The first time I tried teff was in cookies that I bought at a local farmer's market over the summer. I questioned the grain and later went home to google and learn up on this new-to-me grain. The cookies from the market, for the record, were really delicious. So I thought, "why can't I make these cookies myself?"
It took me a few months, and a bag sat quietly in my pantry for quite some time after being picked up off the store shelf initially, but here I am today with a solid recipe that I love under my baking belt.
These cookies are gluten-free, dairy-free (assuming you use vegan chocolate chips), soy-free (again, using soy-free chips) and nut free.
This was from Artsy Foodie:
1 cup roasted almond butter, unsalted-- I used peanut butter
1 tsp vanilla extract
4 oz unsweetened applesauce (1/2 cup)-- I used about 1 1/4 cup because my batter was too dry
1/2 cup pure maple syrup
1 1/2 cups teff flour
1/8 tsp salt
dark chocolate chips
- Preheat oven to 350F.
- Oil two cookie sheets-- I used PAM
- In a food processor, place the almond butter, vanilla, apple sauce and maple syrup. Mix to cream the ingredients together (2 minutes scraping the sides as needed)
- Add the Teff flour and salt to the food processor and pulse until combined.
- Scoop batter to make balls 1 1/4" in diameter and then arrange in rows--leave an 1" of space around each one.
- Flatten with the back of a fork each ball of batter.
- Arrange dark chocolate chips evenly on top of each cookie.

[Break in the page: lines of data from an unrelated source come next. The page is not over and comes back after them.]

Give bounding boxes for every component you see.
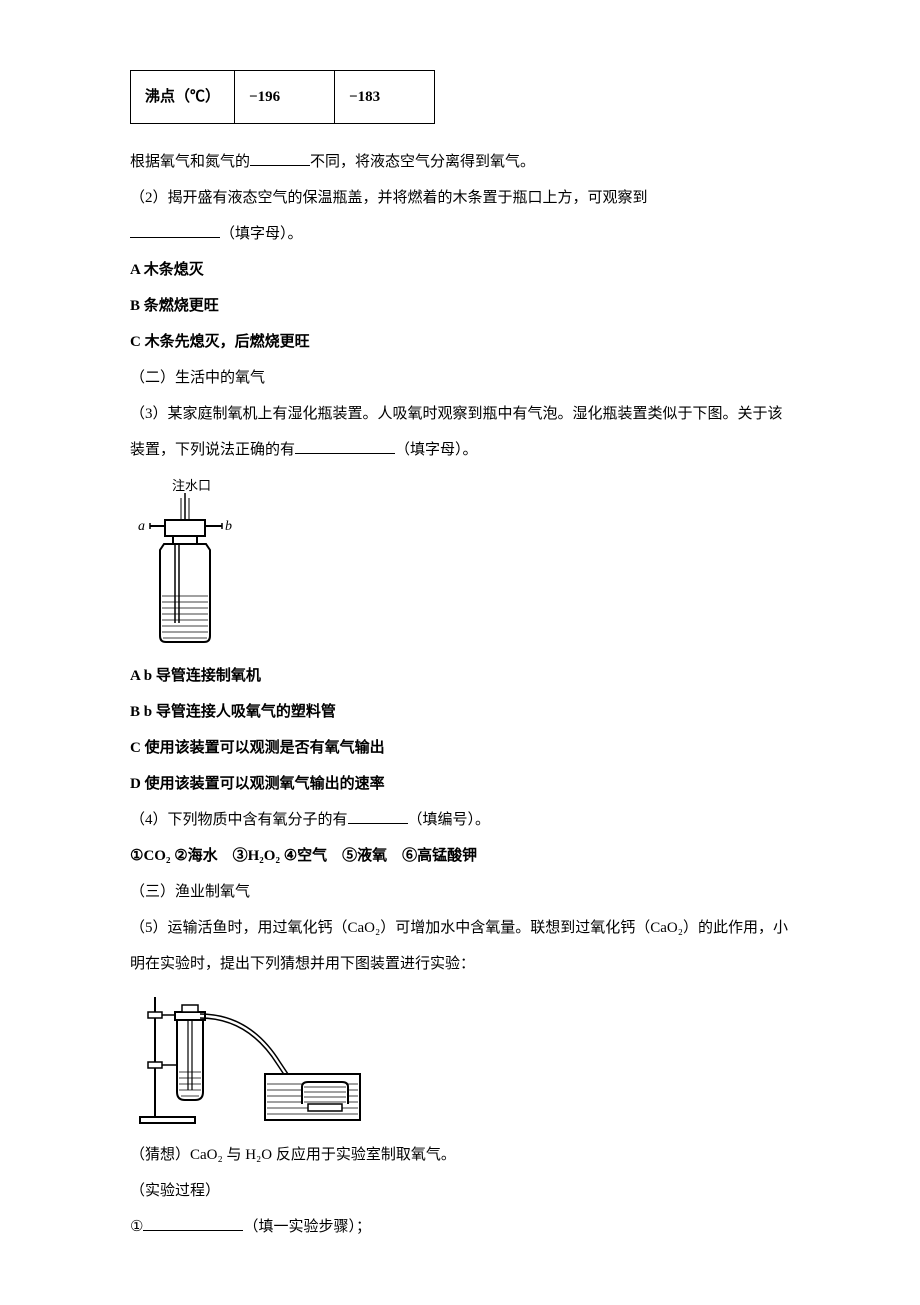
option-a2: A b 导管连接制氧机 (130, 658, 790, 694)
table-cell: −196 (235, 71, 335, 124)
blank-fill (348, 809, 408, 824)
label-a: a (138, 519, 145, 534)
text: （填字母）。 (395, 442, 478, 458)
paragraph-q4: （4）下列物质中含有氧分子的有 （填编号）。 (130, 802, 790, 838)
label-inlet: 注水口 (172, 478, 211, 493)
process-line: （实验过程） (130, 1173, 790, 1209)
option-b2: B b 导管连接人吸氧气的塑料管 (130, 694, 790, 730)
bottle-svg: 注水口 a b (130, 478, 240, 648)
table-cell: −183 (335, 71, 435, 124)
blank-fill (143, 1216, 243, 1231)
table-row: 沸点（℃） −196 −183 (131, 71, 435, 124)
q4-options: ①CO₂ ②海水 ③H₂O₂ ④空气 ⑤液氧 ⑥高锰酸钾 (130, 838, 790, 874)
paragraph-q1: 根据氧气和氮气的 不同，将液态空气分离得到氧气。 (130, 144, 790, 180)
paragraph-q3: （3）某家庭制氧机上有湿化瓶装置。人吸氧时观察到瓶中有气泡。湿化瓶装置类似于下图… (130, 396, 790, 468)
step-1: ① （填一实验步骤）； (130, 1209, 790, 1245)
option-c: C 木条先熄灭，后燃烧更旺 (130, 324, 790, 360)
text: （4）下列物质中含有氧分子的有 (130, 812, 348, 828)
section-heading-2: （二）生活中的氧气 (130, 360, 790, 396)
paragraph-q2-line2: （填字母）。 (130, 216, 790, 252)
figure-humidifier-bottle: 注水口 a b (130, 478, 790, 648)
text: （2）揭开盛有液态空气的保温瓶盖，并将燃着的木条置于瓶口上方，可观察到 (130, 190, 648, 206)
text: 根据氧气和氮气的 (130, 154, 250, 170)
paragraph-q5: （5）运输活鱼时，用过氧化钙（CaO₂）可增加水中含氧量。联想到过氧化钙（CaO… (130, 910, 790, 982)
figure-experiment-apparatus (130, 992, 790, 1127)
option-d2: D 使用该装置可以观测氧气输出的速率 (130, 766, 790, 802)
option-c2: C 使用该装置可以观测是否有氧气输出 (130, 730, 790, 766)
text: （填一实验步骤）； (243, 1219, 371, 1235)
blank-fill (250, 151, 310, 166)
table-cell: 沸点（℃） (131, 71, 235, 124)
text: 不同，将液态空气分离得到氧气。 (310, 154, 535, 170)
apparatus-svg (130, 992, 370, 1127)
text: （填字母）。 (220, 226, 303, 242)
guess-line: （猜想）CaO₂ 与 H₂O 反应用于实验室制取氧气。 (130, 1137, 790, 1173)
boiling-point-table: 沸点（℃） −196 −183 (130, 70, 435, 124)
paragraph-q2: （2）揭开盛有液态空气的保温瓶盖，并将燃着的木条置于瓶口上方，可观察到 (130, 180, 790, 216)
blank-fill (130, 223, 220, 238)
text: （填编号）。 (408, 812, 491, 828)
text: ① (130, 1219, 143, 1235)
option-a: A 木条熄灭 (130, 252, 790, 288)
label-b: b (225, 519, 232, 534)
option-b: B 条燃烧更旺 (130, 288, 790, 324)
section-heading-3: （三）渔业制氧气 (130, 874, 790, 910)
blank-fill (295, 439, 395, 454)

- Bake for 13 minutes in the center of the oven. The bottoms should be slightly golden but the tops will still be slightly soft.
- Let cool on a rack.
- Keep in an airtight container in your pantry or on the counter for a few days
These cookies did not last more than a day in my house(yes, Jordan and Zach gobbled them up too!), but they are definitely pretty healthy....right?